7話 - 夢の国《ゆうえんち》 -

「「……あの、まお様は女性の方なのですか?」」

「え、うん。そうだけど?」


 唐突に何を聞いてくるのかと思えば、私の性別が気になるという事で……私は女を捨てた覚えはないので、戸惑いながらも答えた。


「「「え?」」」

「……え?」

「申し訳ござりませぬ。外見は凛々しい……というか、人族の男性に近い容姿をしていらっしゃるように思うのでござりますが……その、少々御言葉の端々が女性の様な……とは思ってござりましたが……まさか……」


 絞るような声で、額に汗をにじませながらマッチョさんが信じられないという顔をしている。

 ん……?あれ?この世界は私みたいな外見の男性が基本なのかな?

 確か、元の世界だと平均的な女子高生スタイルで群衆に紛れる事を得意としてきたのだが、マッチョさんの言い方だとオネェ系だと疑っているような空気が読み取れる。


「あのー……鏡とかってありますか?私の姿が見えるような……」

「「……城に行けばあります」」

「ありがとう、ネーロちゃん、ビャンコちゃん」

「「……いえ、そんな」」


 魔人形リグドル2人の頭を両手で同時になでなでしたら、耳が赤くなってた。

 う~ん、癒されるぅ~!


 程なくして、魔牛ミノスが牽くドナドナ号が城に着いた。

 城は琵琶湖みたいな湖の真ん中に建っていて、湖の上は一本の橋で繋がっていた。

 湖は真っ赤で、所々ボコボコと沸き立っているように見えて、地獄谷温泉を思い出したよ。島の大きさは、某夢の国ゆうえんちくらいある気がする。

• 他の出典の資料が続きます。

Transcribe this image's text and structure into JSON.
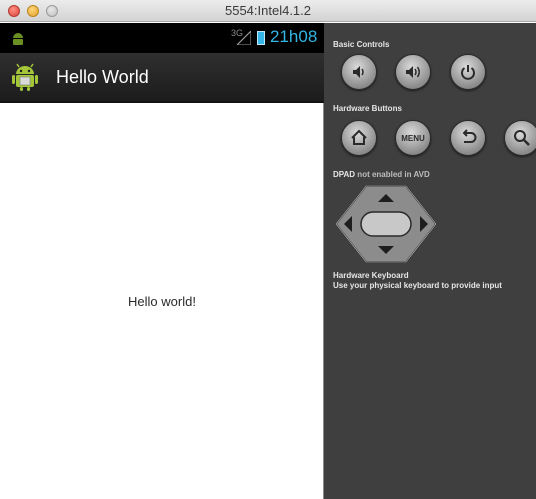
{
  "window": {
    "title": "5554:Intel4.1.2"
  },
  "statusbar": {
    "signal_label": "3G",
    "time": "21h08"
  },
  "actionbar": {
    "title": "Hello World"
  },
  "content": {
    "text": "Hello world!"
  },
  "panel": {
    "basic_controls_label": "Basic Controls",
    "hardware_buttons_label": "Hardware Buttons",
    "menu_label": "MENU",
    "dpad_label_prefix": "DPAD",
    "dpad_label_suffix": " not enabled in AVD",
    "keyboard_label": "Hardware Keyboard",
    "keyboard_hint": "Use your physical keyboard to provide input"
  },
  "colors": {
    "accent": "#33b5e5",
    "panel_bg": "#3f3f3f",
    "android_green": "#a4c639"
  }
}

 肝心要の我らが魔王城はというと、赤い月の光に照らされ、禍々しい装飾が施されていて、ダークサイドに堕ちた真っ黒なノイシュバンシュタイン城のような見た目だった。

 装飾に使用されているガーゴイルやリビングアーマーなどの魔物は侵入者を察知すると迎撃するようになっているらしい。 城壁内に城勤めの魔物達が住んでいるのと、勇者迎撃用のダンジョンがあるので敷地を広く取っているってマッチョさんがポーズ付きで教えてくれた。

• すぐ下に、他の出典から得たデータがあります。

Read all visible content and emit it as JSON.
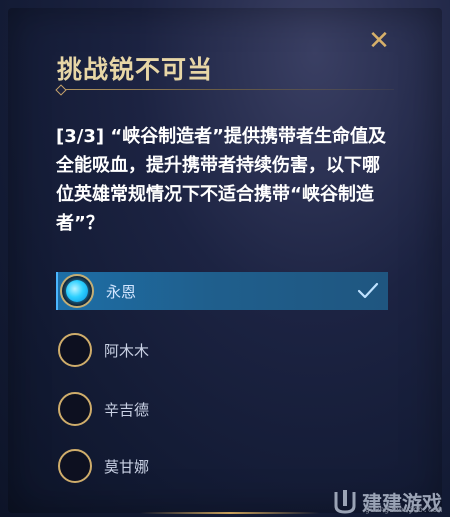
{
  "dialog": {
    "title": "挑战锐不可当",
    "close_icon": "close-icon",
    "question": "[3/3] “峡谷制造者”提供携带者生命值及全能吸血，提升携带者持续伤害，以下哪位英雄常规情况下不适合携带“峡谷制造者”？",
    "options": [
      {
        "label": "永恩",
        "selected": true
      },
      {
        "label": "阿木木",
        "selected": false
      },
      {
        "label": "辛吉德",
        "selected": false
      },
      {
        "label": "莫甘娜",
        "selected": false
      }
    ]
  },
  "watermark": {
    "text": "建建游戏",
    "url": "guangzhoujob.com"
  },
  "colors": {
    "title": "#e7d6a6",
    "accent_gold": "#cfad6b",
    "selected_bg": "#1e6ea6",
    "radio_active": "#2cd0ff"
  }
}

「「……橋を渡るとダンジョンがあって……そこを抜けるとまお様のお城が。……城を挟んで反対側には魔物の居住区があるのです」」

「我々は専用通路を通るのでダンジョンは入りませぬ。ダンジョンを通ると最短でも3日は掛ります故」

「そっかー、ちょっとダンジョンに興味あったんだけど……残念」

「後ほど視察も兼ねて行く予定でござりますので、今暫く我慢してくださりませ」


 橋を渡ってすぐ掘立小屋セーフゾーン――魔物が入れない場所――があって、馬車はそこに突っ込んで行った。私はセーフゾーンが何か知らなかったから事故る! と思ったんだけど、なぜかすり抜けてお城の前に到着した。

 この建物は人里にもあるらしくて、許可されている馬車や魔物しか通れなくて、人は建物の結界にぶつかって消滅したって思っているんだって。